This paper aims to evaluate the inhibitive effect and adsorption behavior of 5-(ethylthio)-1H-tetrazole (EHT) and 5-(benzylthio)-1H-tetrazole (BHT) on copper in a sulfur-ethanol system.
Evaluation was carried out using electrochemical measurement and surface analysis techniques. Measurements of static friction coefficient by scanning electron microscopy and contact angle analysis were applied and finally confirmed the existence of the adsorbed film. The inhibitive mechanism of the two compounds was evaluated by means of quantitative calculation and molecular dynamics simulation. The friction coefficient of corrosion surface before and after adding corrosion inhibitor was determined through static friction coefficient measurements.

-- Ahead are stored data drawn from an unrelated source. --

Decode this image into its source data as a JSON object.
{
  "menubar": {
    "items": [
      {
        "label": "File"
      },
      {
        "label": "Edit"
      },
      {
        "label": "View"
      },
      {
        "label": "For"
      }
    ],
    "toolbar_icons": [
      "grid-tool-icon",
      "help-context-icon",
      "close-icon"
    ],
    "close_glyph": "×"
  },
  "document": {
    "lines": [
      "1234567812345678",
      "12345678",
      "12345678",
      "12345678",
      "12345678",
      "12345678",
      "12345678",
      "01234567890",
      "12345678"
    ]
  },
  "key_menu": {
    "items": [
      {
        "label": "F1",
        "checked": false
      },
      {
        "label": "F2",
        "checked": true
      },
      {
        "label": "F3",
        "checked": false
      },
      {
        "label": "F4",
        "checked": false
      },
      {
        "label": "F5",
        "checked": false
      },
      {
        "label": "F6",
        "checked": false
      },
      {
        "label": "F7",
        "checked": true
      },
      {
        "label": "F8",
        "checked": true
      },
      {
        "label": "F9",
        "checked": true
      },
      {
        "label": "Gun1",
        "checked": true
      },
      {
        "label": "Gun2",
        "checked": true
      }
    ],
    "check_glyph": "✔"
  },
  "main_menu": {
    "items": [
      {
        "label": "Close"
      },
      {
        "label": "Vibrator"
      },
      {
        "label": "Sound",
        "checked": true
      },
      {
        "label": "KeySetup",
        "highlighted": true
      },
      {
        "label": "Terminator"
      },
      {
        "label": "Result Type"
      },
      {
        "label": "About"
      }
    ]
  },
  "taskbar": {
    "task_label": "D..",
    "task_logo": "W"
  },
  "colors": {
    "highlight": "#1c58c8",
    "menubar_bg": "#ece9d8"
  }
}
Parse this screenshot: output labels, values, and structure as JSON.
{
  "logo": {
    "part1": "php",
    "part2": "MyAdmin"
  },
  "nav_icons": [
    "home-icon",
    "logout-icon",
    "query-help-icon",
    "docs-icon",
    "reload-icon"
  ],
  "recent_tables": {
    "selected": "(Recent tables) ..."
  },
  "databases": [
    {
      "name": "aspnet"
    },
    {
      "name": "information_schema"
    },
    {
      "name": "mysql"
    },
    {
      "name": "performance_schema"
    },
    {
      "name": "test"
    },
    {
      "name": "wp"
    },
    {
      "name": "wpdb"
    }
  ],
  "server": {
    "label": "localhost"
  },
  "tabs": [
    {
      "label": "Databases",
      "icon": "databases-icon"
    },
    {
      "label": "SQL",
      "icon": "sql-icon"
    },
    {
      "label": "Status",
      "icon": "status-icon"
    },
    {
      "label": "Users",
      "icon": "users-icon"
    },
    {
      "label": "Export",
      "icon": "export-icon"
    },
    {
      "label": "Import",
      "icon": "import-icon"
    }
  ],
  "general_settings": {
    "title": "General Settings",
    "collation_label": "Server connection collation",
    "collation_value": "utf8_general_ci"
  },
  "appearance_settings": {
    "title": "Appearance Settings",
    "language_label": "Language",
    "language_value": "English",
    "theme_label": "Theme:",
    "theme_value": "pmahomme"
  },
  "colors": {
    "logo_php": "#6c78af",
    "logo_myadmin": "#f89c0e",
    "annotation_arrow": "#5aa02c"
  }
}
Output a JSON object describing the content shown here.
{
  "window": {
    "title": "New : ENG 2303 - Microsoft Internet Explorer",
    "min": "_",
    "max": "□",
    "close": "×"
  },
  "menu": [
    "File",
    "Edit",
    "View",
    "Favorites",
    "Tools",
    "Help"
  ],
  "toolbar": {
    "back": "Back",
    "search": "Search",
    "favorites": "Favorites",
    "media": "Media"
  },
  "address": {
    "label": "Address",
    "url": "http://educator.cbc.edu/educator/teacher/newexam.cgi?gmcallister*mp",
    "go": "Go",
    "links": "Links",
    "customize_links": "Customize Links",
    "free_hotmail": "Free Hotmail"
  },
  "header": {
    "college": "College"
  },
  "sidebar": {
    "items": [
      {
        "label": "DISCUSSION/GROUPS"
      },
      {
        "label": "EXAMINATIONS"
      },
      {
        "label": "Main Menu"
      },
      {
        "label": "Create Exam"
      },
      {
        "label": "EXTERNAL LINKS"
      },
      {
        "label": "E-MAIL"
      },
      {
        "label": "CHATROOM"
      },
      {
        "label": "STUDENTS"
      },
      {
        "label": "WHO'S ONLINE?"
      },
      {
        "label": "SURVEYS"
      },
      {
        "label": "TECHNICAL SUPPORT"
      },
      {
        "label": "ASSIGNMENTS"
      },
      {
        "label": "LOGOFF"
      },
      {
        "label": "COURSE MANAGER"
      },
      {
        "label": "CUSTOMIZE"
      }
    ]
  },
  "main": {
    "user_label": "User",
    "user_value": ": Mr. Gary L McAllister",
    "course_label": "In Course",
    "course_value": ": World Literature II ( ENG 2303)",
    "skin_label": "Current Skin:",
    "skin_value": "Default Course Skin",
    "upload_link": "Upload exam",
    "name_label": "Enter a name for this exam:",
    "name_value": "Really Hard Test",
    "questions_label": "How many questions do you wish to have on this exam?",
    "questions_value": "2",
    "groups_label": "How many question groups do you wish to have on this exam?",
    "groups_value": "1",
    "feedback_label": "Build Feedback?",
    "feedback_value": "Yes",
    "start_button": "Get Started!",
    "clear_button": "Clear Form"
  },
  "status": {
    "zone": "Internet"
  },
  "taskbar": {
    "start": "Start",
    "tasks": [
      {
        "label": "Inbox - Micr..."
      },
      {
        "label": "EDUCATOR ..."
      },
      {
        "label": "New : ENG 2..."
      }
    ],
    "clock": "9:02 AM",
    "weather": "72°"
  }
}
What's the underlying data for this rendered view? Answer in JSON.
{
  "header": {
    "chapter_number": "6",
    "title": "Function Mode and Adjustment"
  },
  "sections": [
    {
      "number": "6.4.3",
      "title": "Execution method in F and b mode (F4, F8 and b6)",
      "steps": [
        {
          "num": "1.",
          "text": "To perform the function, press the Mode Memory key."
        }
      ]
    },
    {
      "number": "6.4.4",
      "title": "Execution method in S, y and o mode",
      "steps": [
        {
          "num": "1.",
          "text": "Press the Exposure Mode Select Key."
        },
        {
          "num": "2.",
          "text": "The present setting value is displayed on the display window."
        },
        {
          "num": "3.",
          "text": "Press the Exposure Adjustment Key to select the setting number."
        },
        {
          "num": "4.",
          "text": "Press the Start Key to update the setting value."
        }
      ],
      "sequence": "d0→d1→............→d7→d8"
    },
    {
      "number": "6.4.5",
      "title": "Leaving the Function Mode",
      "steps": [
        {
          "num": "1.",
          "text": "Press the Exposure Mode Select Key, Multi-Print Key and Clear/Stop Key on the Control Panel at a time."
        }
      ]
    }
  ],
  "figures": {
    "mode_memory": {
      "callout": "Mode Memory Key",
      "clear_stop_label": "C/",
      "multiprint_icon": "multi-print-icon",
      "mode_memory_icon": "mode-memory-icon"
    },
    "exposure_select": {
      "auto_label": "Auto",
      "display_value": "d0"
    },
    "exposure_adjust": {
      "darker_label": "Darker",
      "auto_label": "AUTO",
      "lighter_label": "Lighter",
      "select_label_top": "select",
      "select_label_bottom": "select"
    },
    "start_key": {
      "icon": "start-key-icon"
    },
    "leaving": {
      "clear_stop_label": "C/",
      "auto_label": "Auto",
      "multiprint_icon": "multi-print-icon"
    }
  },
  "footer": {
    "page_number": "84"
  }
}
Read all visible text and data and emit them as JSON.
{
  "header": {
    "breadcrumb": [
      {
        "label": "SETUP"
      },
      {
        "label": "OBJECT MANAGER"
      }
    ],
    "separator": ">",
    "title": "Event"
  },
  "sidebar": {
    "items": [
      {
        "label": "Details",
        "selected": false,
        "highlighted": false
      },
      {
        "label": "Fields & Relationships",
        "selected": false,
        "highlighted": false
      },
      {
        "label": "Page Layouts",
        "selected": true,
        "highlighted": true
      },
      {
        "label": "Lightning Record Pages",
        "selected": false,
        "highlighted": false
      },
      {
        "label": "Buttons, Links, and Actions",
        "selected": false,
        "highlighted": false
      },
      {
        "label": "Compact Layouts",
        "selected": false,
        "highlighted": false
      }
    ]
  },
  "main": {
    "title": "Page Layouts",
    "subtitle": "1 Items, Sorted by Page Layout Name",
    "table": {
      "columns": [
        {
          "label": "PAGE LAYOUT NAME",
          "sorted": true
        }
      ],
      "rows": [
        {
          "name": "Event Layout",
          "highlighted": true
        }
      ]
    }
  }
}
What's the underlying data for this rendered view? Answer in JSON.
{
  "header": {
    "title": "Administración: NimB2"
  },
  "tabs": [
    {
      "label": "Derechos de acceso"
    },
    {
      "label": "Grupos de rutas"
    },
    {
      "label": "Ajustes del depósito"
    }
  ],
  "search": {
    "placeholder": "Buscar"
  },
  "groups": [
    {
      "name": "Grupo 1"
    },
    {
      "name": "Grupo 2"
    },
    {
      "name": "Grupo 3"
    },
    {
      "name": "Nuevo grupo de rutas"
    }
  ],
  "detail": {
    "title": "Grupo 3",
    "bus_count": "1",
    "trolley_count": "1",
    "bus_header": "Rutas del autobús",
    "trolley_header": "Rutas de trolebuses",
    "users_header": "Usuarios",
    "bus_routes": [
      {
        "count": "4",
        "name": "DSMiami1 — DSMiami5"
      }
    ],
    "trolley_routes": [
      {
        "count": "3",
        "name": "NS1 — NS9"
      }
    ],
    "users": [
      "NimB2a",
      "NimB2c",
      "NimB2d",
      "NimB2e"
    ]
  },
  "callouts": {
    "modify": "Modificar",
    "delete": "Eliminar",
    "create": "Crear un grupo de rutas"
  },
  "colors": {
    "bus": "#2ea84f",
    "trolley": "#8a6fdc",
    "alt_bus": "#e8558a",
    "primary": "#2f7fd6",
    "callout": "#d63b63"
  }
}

The electrochemical measurement indicated that the most effective concentration of two corrosion inhibitors was 70 mg L–1, while the inhibition efficiency of that was EHT > BHT. The friction coefficient data showed that the addition of corrosion inhibitor reduced the roughness of the corrosion surface. Adsorption behavior of two inhibitors followed the Langmuir’s adsorption isotherm and was attributed to mixed-type adsorption. The results of quantitative calculation and molecular dynamics simulation showed that tetrazole rings of the two inhibitors and its connected S atoms were adsorbed on Cu(111) surface in parallel.
The corrosion inhibition performance of two tetrazolium derivatives in a sulfur-ethanol system was studied by combining experiments with theory, which provided a theoretical basis for the future research.